Zaman İnönü’yü haklı çıkardı. Köy Enstitüleri ve ülkenin geleceği açısından, savaşın hemen sonrasında yaşanan üç gelişme, belirleyici olmuştur. Birincisi, 25 Nisan 1945’te toplanan San Francisco Konferansı, ikincisi, ilk kez 1945’te gündeme gelmeye başlayan Sovyetler’in Türkiye’ye yönelik, “tehdit içerikli” politikaları, üçüncüsü de 12 Mart 1947’de açıklanan ve Sovyet tehdidi altındaki ülkelere yardım öngören Truman Doktrini. Bu üç olay, önemli sonuçları beraberinde getirmiştir. İlki, 1945’te çok partili düzene geçiş kararı verilmesi ve bu kararın üzerinden bir yıl bile geçmeden, 21 Temmuz 1946’da serbest seçimlere gidilmesidir.
‘Büyük olay’
1946 kavşağında yaşanan üç olayın en önemli yansıması, asıl sorunu yoksulluk ve eğitim olan Türkiye’nin gündemini farklı bir eksene kaydırmasıdır. Özellikle Sovyet tehdidiyle başlayan süreç, demokrasinin nimetlerini fırsat bilen bazı kişi ve grupların gücünü doruğa çıkararak onlara, “komünistlik suçlaması” denilen çok etkili bir silah kazandırmıştı. Bu silah, her fırsatta her muhalif görülene karşı kullanılıyordu. Öte yandan, yıllardır suskun kalan devrim karşıtları, demokrasi ortamını, Türk Devrimine saldırı için bulunmaz bir fırsat olarak değerlendiriyordu. Bu dumanlı havadan yararlanan bazı sorumsuzlar, ülkede cereyan eden yangın ve benzeri olayları bile “komünist kundakçıların işi” olarak açıklayabiliyordu.
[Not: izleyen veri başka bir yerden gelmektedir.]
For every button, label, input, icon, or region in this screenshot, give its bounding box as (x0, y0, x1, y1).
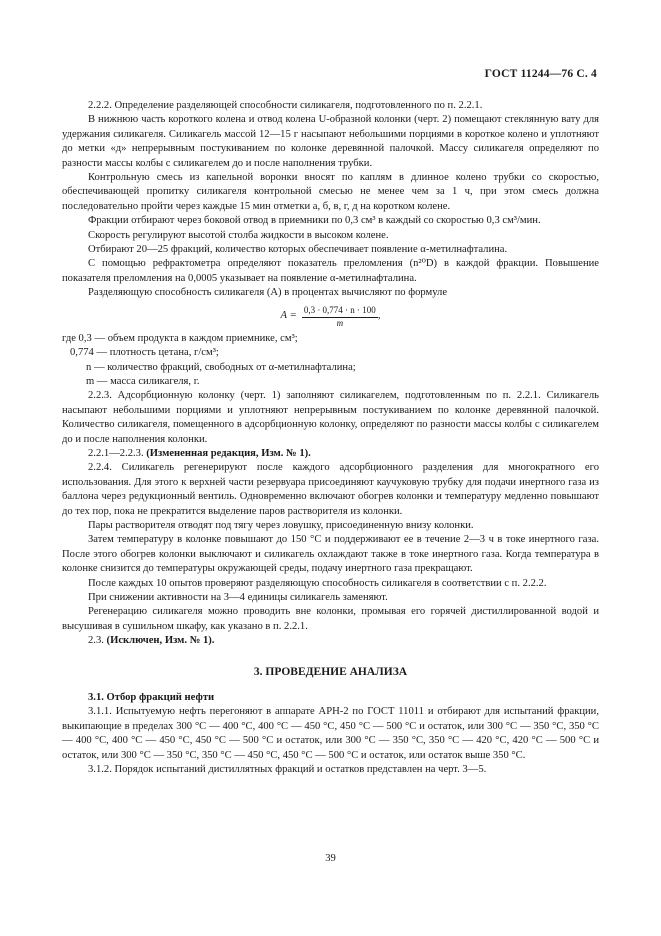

Olanları, “Türkiye’de Köy Enstitüleri” araştırması ile Columbia Üniversitesi’nden doktora unvanlı Fay Kirby’den öğrenelim:
“Kim en üst perdeden ve en güçlü şekilde ‘komünist’ diye bağırabilirse, Batı’nın en candan ve en iyi dostu oluyordu. Savaş yılları boyunca Batı’nın en amansız düşmanlarından biri olan yazar Peyami Safa bile şimdi demokrasinin ve Batı’nın en ateşli bir âşığı olmuştu. Sıcak savaşın trajedilerinden dışarıda kalmayı ustalıklı bir politika ile başaran Türkiye, soğuk savaşın buz gibi dondurucu dalgalarına beklenmedik bir zamanda itilivermişti. İşte Köy Enstitülerinin alınyazısını saptayan büyük olay budur.”
Hasan Âli dönemi bitiyor
21 Temmuz 1946’daki ilk genel seçimde 61 milletvekilini DP’ye kaptıran CHP için, bu koşullarda artık enstitüler “Cumhuriyetin eserleri içinde en kıymetlisi ve en sevgilisi” olabilir miydi? Partinin, Köy Enstitüsü faktöründen zarar görmesini önlemek üzere, bu kurumlara karşı yürütülen saldırıları etkisiz kılacak önlemler alındı. En etkili önlem, Yücel ve Tonguç’un saf dışına çekilmesi ve Milli Eğitim’in daha ılımlı bir kişiye bırakılmasıydı. Bu ılımlı kişi, Sıvas milletvekili Reşat Şemsettin Sirer’di. 5 Ağustos 1946’da Yücel’in görevden ayrılmasıyla Milli Eğitim’de bir devir kapandı ve yeni bir devir başladı.
Yücel-Öner davası
Köy Enstitüsü karşıtlarının asıl hedefi Yücel’den intikam alarak, “Köy Enstitüsü” efsanesini tarihten tümüyle kazımaktı. Bu işin öncülerinden biri, DP İstanbul İl Başkanı Kenan Öner’di. Avukat Öner’in, 11 Şubat 1947’de Yeni Sabah’ta dayanaksız suçlamalar yönelterek kavganın fitilini ateşlemesi üzerine Yücel yargıya başvurdu. İki yıl süren davada Yücel aklanmıştı. Ancak öne sürülen iddialar ülkeyi kargaşa ortamına sürüklemişti. En büyük zararı da Köy Enstitüleri gör-müştü. Yücel’in karşısındakiler, yıpratma kampanyası sırasında iki tekniği çok kullandılar. Kirby’ye göre bu iki teknik, yazı ya da belgelerin asıllarını göstermeden, değiştirerek yorumlamak ve anlamlar çıkarmak ile o zaman çok kullanılan bir montaj yöntemiydi. Birbiriyle ilgisiz parçalar yan yana getilerek bundan istenilen anlam çıkarılıyordu.